Car Tax Deduction Options for Your Small Business

The two accepted car tax deduction methods to calculate your vehicle expenses for your small business are the mileage method and the actual costs method. Usually, in the first year you own your vehicle, you should use the mileage method until you determine your actual costs. After the first year, you can choose either the mileage method or actual costs. Read on to find out the details of each method and to learn which costs are not deductible.

Definition of Business Transportation

Business transportation using your car includes travel to visit clients and customers and also travel to business-related meetings and activities in areas outside your local transportation area. If you travel away from home overnight in your car for business, deduct your car costs under the travel expenses section of your tax return.

Mileage Method

The mileage method of car tax deduction is based on a flat rate for mileage traveled. The rate per mile is 50 cents for the tax year 2010. You can also claim the costs of parking fees and tolls that you pay while traveling for business, in addition to the mileage rate.
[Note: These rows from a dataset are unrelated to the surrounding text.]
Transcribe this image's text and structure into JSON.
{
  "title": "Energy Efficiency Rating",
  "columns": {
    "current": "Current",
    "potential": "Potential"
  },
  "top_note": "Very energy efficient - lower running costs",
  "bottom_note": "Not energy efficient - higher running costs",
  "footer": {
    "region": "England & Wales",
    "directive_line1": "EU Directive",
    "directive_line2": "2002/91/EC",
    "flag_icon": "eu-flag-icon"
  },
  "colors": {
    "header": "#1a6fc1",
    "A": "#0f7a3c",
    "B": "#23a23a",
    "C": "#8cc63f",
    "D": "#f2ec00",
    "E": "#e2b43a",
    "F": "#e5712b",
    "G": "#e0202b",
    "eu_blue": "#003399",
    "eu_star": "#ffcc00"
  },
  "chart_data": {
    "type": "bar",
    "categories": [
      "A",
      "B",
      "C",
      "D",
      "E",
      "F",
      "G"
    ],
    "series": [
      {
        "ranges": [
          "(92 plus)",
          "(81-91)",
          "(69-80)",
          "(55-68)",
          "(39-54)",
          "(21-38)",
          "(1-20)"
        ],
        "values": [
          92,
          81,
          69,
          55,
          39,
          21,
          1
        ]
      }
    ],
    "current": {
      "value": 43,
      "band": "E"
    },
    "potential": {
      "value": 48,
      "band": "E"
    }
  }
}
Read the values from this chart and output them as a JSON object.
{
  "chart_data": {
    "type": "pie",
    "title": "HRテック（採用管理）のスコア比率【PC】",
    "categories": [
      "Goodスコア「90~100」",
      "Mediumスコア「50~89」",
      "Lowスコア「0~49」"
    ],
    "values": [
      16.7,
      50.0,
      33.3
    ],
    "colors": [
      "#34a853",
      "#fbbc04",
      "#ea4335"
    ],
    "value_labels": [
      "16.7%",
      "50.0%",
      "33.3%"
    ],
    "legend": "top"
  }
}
If you drive 30,000 miles a year, with 21,000 of these being business miles and 9,000 personal, you can claim business costs for 70 percent of your total miles driven, using the 50 cents per mile calculation.

Do Not Use the Mileage Method under These Conditions

If your vehicle is being used as a taxi, if you operate a fleet of vehicles (5 or more), or if you drive a rural mail delivery route, you may not use the mileage method to calculate your car tax deduction. You must use the actual costs method.

Actual Costs Method

The actual costs method involves detailed record keeping, but you can claim all of these maintenance and operating costs, verified with receipts:

  • Depreciation
  • Garage rent
  • Gas
  • Insurance
  • Lease payments
  • Licenses
  • Oil
  • Parking
  • Vehicle registration
  • Vehicle repairs and routine maintenance (if not covered by warranty)
  • Replacement tires
  • Toll charges

Again, if you use only one vehicle for personal and business transportation, you can claim a portion of the costs based on your actual miles driven for business purposes.

Other Tax Deductions

You may qualify for a special tax credit if you have purchased any of these vehicles for business transportation: plug-in electric car, plug-in electric/motor drive vehicle, fuel cell vehicle, hybrid motor vehicle, alternative fuel (biofuel or other) motor vehicle, or an advanced lean-burn internal combustion engine vehicle. All of these must meet specific qualifications in the tax credit regulations.


If you buy a car and plan to use it for a number of years, you must depreciate its value over several years, rather than deduct its entire purchase price in the year you bought it. In 2010, the maximum deduction for depreciation for a passenger car, truck or van used for business is $3,060. Learn more from IRS Publication 946 about what the deductions are for cargo vans and trucks.

When You Cannot Deduct Your Business Transportation

If you use your car to travel to and from the same workplace every day, this is considered personal commuting, and the costs involved are not deductible.